Although he won a prestigious Ivor Novello award, and "cleaned-up" over seven years at the Hot Press Awards in Dublin, he admits the Waterboys haven't been a "big gong winning band".
"My first priority always was the music," he said.
"People would sometimes try and get me to do things like make this video or make this kind of music or do this particular TV show that would supposedly get more success for the band but if it didn't work for the music I wouldn't do it."
He has been back living in Dublin for the last four years but is hoping to spent a lot more time in New York where he has a little apartment.
Most bands nowadays connect with their fans through social networks such as Twitter.
He is no different but said he uses it primarily because he enjoys it.
The band's last album was An Appointment with Mr Yeats.
Poetry
It features the poems of Irishman W B Yeats combined with his own music.

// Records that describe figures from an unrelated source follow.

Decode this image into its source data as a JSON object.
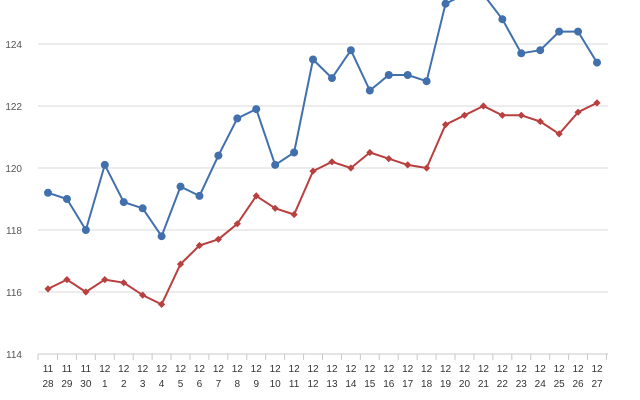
{
  "colors": {
    "series_blue": "#4170ad",
    "series_red": "#b8403f",
    "grid": "#d9d9d9"
  },
  "chart_data": {
    "type": "line",
    "x": [
      [
        "11",
        "28"
      ],
      [
        "11",
        "29"
      ],
      [
        "11",
        "30"
      ],
      [
        "12",
        "1"
      ],
      [
        "12",
        "2"
      ],
      [
        "12",
        "3"
      ],
      [
        "12",
        "4"
      ],
      [
        "12",
        "5"
      ],
      [
        "12",
        "6"
      ],
      [
        "12",
        "7"
      ],
      [
        "12",
        "8"
      ],
      [
        "12",
        "9"
      ],
      [
        "12",
        "10"
      ],
      [
        "12",
        "11"
      ],
      [
        "12",
        "12"
      ],
      [
        "12",
        "13"
      ],
      [
        "12",
        "14"
      ],
      [
        "12",
        "15"
      ],
      [
        "12",
        "16"
      ],
      [
        "12",
        "17"
      ],
      [
        "12",
        "18"
      ],
      [
        "12",
        "19"
      ],
      [
        "12",
        "20"
      ],
      [
        "12",
        "21"
      ],
      [
        "12",
        "22"
      ],
      [
        "12",
        "23"
      ],
      [
        "12",
        "24"
      ],
      [
        "12",
        "25"
      ],
      [
        "12",
        "26"
      ],
      [
        "12",
        "27"
      ]
    ],
    "series": [
      {
        "marker": "circle",
        "color": "#4170ad",
        "values": [
          119.2,
          119.0,
          118.0,
          120.1,
          118.9,
          118.7,
          117.8,
          119.4,
          119.1,
          120.4,
          121.6,
          121.9,
          120.1,
          120.5,
          123.5,
          122.9,
          123.8,
          122.5,
          123.0,
          123.0,
          122.8,
          125.3,
          125.6,
          125.6,
          124.8,
          123.7,
          123.8,
          124.4,
          124.4,
          123.4
        ]
      },
      {
        "marker": "diamond",
        "color": "#b8403f",
        "values": [
          116.1,
          116.4,
          116.0,
          116.4,
          116.3,
          115.9,
          115.6,
          116.9,
          117.5,
          117.7,
          118.2,
          119.1,
          118.7,
          118.5,
          119.9,
          120.2,
          120.0,
          120.5,
          120.3,
          120.1,
          120.0,
          121.4,
          121.7,
          122.0,
          121.7,
          121.7,
          121.5,
          121.1,
          121.8,
          122.1
        ]
      }
    ],
    "yticks": [
      "114",
      "116",
      "118",
      "120",
      "122",
      "124"
    ],
    "ylim": [
      114,
      126
    ],
    "grid": true,
    "title": "",
    "xlabel": "",
    "ylabel": ""
  }
}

"He probably is my favourite poet," he said.
"It was something I'd been working on in my mind for decades and musically I think it's very much the classic Waterboys style but a different kind of project for me and I loved doing it.
"I like the subjects he writes about. I have sympathy with those. I like his perspective, his consciousness and I love most of all the way he uses language. He can be grave and powerful yet there's always a lightness to the way that the words fall off the tongue."
Another project that has consumed him in recent years was writing his autobiography.
"It was something that I always had in the back of my mind that I would do.
"I finally made the time to do it in 2008 and it took me about three years writing it."
The book chronicles his life up until 2000. So did he deliberately leave the door open for another book?
"That wasn't why I stopped at 2000," he tells me.
"It was more that the events since then, they haven't yet been hallowed by time.
"I think distance is important in writing a book that's a memoir because it's distance and hindsight that puts things in perspective and the stuff that has happened to me since 2000 isn't yet in that bookable perspective."
I had read that the film director Richard Curtis had named him as his idol.
"Sometimes people say to me who are your musical idols or heroes," he said.
"My heroes would be people like Mahatma Gandhi, Dalai Lama, Aung San Suu Kyi, who deal with oppression and brutality with grace and peace.
"Musicians are just regular human beings that might make great music."
Celebrity
Among those he lists in that category are the Beatles, Bob Dylan, David Bowie and The Stones.
The current obsession with celebrity saddens him.
"It has always been with us but in our current culture it has become far too prevalent," he laments.
"Because of studio trickery and video techniques lots of people who actually don't have anything to say or don't have any talent, charisma or voice can become among the most famous performers and singers in the world."
He has spent part of this year touring, and has played in Belfast many times.
"I always found the Belfast audience nicely combustable," he said.
"They'd be an emotive audience that would respond and I've had some wonderful moments on stage here.
"The first time was in 1984, we played in a leisure centre for I think two nights, opening for the Pretenders. Back in 1986 we played in the Ulster Hall. I remember that as a great, great show.
"I think that was the show where I learnt that the Belfast audiences were one of the best in the world."